Ontem havíamos relatado o debate que o Candeeiro Expresso, do Sinal, realizou sobre a liberação de R$ 1,2 trilhão ao sistema financeiro. Lá, economistas explicaram a ineficácia da medida quanto aos fins que se propunha e mestres e doutores em Direito enfatizaram a questão política envolvida: trata-se de escolhas que privilegiam certos atores sociais, diferenciando que ganha com a injeção de liquidez de quem se beneficiou do auxílio emergencial a que o governo central tanto resistiu.

Nesta avaliação de José Luis Oreiro sobre a contribuição de Lara Resende, é a vez dos economistas retratarem o viés político da ação pública, desta vez enfocando o teto de gastos.

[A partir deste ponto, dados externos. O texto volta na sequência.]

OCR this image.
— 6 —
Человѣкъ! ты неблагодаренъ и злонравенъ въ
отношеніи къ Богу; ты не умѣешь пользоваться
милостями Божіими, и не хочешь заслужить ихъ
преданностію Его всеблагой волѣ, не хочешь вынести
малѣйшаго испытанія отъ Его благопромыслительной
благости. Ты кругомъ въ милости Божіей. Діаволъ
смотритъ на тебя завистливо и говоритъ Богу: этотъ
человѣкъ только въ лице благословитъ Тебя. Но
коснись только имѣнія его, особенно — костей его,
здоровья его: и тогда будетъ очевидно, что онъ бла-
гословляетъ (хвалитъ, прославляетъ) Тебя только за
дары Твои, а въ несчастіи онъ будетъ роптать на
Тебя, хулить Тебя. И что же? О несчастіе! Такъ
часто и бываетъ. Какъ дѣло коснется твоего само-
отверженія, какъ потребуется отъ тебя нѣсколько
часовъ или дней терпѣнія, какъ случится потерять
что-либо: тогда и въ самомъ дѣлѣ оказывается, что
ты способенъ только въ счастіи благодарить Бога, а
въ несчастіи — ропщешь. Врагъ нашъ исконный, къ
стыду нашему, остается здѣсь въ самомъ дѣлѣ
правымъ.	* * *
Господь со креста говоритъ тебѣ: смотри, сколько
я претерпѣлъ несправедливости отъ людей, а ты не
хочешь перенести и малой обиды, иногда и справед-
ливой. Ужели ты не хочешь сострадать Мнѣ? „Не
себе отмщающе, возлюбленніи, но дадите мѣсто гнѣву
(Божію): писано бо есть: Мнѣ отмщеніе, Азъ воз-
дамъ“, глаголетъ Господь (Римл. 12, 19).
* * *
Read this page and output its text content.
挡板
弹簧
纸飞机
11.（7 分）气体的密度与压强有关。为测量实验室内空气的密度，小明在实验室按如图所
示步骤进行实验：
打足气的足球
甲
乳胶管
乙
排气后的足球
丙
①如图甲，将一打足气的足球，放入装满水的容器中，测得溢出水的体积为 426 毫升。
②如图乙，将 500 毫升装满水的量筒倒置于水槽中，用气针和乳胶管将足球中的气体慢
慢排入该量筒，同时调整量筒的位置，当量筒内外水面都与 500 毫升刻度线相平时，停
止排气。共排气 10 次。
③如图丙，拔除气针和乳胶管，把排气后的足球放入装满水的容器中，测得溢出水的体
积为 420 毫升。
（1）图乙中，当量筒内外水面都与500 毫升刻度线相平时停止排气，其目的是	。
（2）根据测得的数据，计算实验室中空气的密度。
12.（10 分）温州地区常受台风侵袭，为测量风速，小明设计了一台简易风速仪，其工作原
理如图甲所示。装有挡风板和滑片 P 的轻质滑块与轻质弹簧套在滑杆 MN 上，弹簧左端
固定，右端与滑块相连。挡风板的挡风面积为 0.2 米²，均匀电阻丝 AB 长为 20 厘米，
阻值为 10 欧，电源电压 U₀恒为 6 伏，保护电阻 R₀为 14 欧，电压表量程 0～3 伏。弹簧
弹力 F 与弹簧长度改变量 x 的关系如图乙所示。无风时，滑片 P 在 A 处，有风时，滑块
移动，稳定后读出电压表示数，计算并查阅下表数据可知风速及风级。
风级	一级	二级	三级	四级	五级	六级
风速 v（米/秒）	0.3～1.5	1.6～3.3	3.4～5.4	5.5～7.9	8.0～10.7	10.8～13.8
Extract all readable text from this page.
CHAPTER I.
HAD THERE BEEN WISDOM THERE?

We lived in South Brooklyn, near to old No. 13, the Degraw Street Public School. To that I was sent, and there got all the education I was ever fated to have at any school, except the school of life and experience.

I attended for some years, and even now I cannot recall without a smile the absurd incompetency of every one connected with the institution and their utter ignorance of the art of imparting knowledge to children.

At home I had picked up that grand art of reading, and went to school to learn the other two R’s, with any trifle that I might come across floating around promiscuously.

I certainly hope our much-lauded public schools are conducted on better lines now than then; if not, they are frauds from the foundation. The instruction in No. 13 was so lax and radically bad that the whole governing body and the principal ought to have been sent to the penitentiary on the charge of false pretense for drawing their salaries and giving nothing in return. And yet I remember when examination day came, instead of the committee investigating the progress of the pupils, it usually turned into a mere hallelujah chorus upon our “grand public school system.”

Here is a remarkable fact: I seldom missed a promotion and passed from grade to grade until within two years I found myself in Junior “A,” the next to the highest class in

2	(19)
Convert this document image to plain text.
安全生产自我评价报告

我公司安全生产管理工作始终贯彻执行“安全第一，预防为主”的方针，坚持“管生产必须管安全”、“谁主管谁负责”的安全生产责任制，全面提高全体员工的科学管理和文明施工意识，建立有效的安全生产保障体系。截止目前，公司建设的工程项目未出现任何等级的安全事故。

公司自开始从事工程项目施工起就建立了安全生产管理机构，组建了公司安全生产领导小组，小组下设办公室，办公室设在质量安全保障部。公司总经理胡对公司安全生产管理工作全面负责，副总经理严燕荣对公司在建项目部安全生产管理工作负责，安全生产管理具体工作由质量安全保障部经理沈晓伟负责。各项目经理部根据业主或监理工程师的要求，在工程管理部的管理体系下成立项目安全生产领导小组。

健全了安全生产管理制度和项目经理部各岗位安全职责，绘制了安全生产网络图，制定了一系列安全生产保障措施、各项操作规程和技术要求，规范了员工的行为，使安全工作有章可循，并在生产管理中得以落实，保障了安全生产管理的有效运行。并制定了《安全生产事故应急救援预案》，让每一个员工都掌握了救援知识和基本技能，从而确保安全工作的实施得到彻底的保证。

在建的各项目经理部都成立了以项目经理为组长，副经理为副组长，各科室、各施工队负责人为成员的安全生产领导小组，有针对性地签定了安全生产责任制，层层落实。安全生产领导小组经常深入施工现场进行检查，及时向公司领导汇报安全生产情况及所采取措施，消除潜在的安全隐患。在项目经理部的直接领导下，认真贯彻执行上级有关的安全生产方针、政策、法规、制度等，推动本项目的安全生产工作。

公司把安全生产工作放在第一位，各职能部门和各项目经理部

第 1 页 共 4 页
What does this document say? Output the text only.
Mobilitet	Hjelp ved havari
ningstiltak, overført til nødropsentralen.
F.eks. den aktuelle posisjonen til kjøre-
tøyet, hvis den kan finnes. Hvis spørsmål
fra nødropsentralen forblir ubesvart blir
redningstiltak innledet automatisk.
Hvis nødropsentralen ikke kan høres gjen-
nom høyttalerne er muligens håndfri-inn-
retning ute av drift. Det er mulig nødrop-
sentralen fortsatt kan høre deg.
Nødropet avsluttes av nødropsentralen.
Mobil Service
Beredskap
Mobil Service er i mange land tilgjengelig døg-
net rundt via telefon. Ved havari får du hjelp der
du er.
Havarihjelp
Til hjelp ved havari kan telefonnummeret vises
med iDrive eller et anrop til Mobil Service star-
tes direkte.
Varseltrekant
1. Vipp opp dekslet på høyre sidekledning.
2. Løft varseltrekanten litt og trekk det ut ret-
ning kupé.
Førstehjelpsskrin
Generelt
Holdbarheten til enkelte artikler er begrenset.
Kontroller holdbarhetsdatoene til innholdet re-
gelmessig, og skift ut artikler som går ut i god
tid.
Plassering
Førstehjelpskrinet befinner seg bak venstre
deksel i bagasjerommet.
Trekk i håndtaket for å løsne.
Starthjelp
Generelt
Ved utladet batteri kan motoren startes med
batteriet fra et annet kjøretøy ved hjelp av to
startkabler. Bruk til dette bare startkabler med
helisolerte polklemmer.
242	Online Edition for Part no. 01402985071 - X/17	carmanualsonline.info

É também correlata a percepção de Fernando Nogueira da Costa sobre o tema.

José Luis Oreiro

Segundo ele, permitir que o Estado gaste fortalece o governo do momento
A defesa do teto de gastos precisa ser entendida como uma discussão política, não como um dado natural da ciência econômica, defende André Lara Resende, ex-diretor do Banco Central (BC) e ex-presidente do Banco Nacional de Desenvolvimento Econômico e Social (BNDES). Segundo ele, permitir que o Estado gaste fortalece o governo do momento. “É uma percepção de que, se houver espaço para gastar, o governo ganha”, ele afirmou ao participar há pouco de edição extra do Fórum Nacional.

Lara Resende cita como exemplo a aprovação do presidente Jair Bolsonaro, que atingiu 37% segundo a última pesquisa Datafolha, o mais alto nível em sua gestão. “O governo Bolsonaro está no auge do seu ponto de apoio desde a posse porque o gasto emergencial de R$ 600 teve efeito extraordinário”, afirma o economista.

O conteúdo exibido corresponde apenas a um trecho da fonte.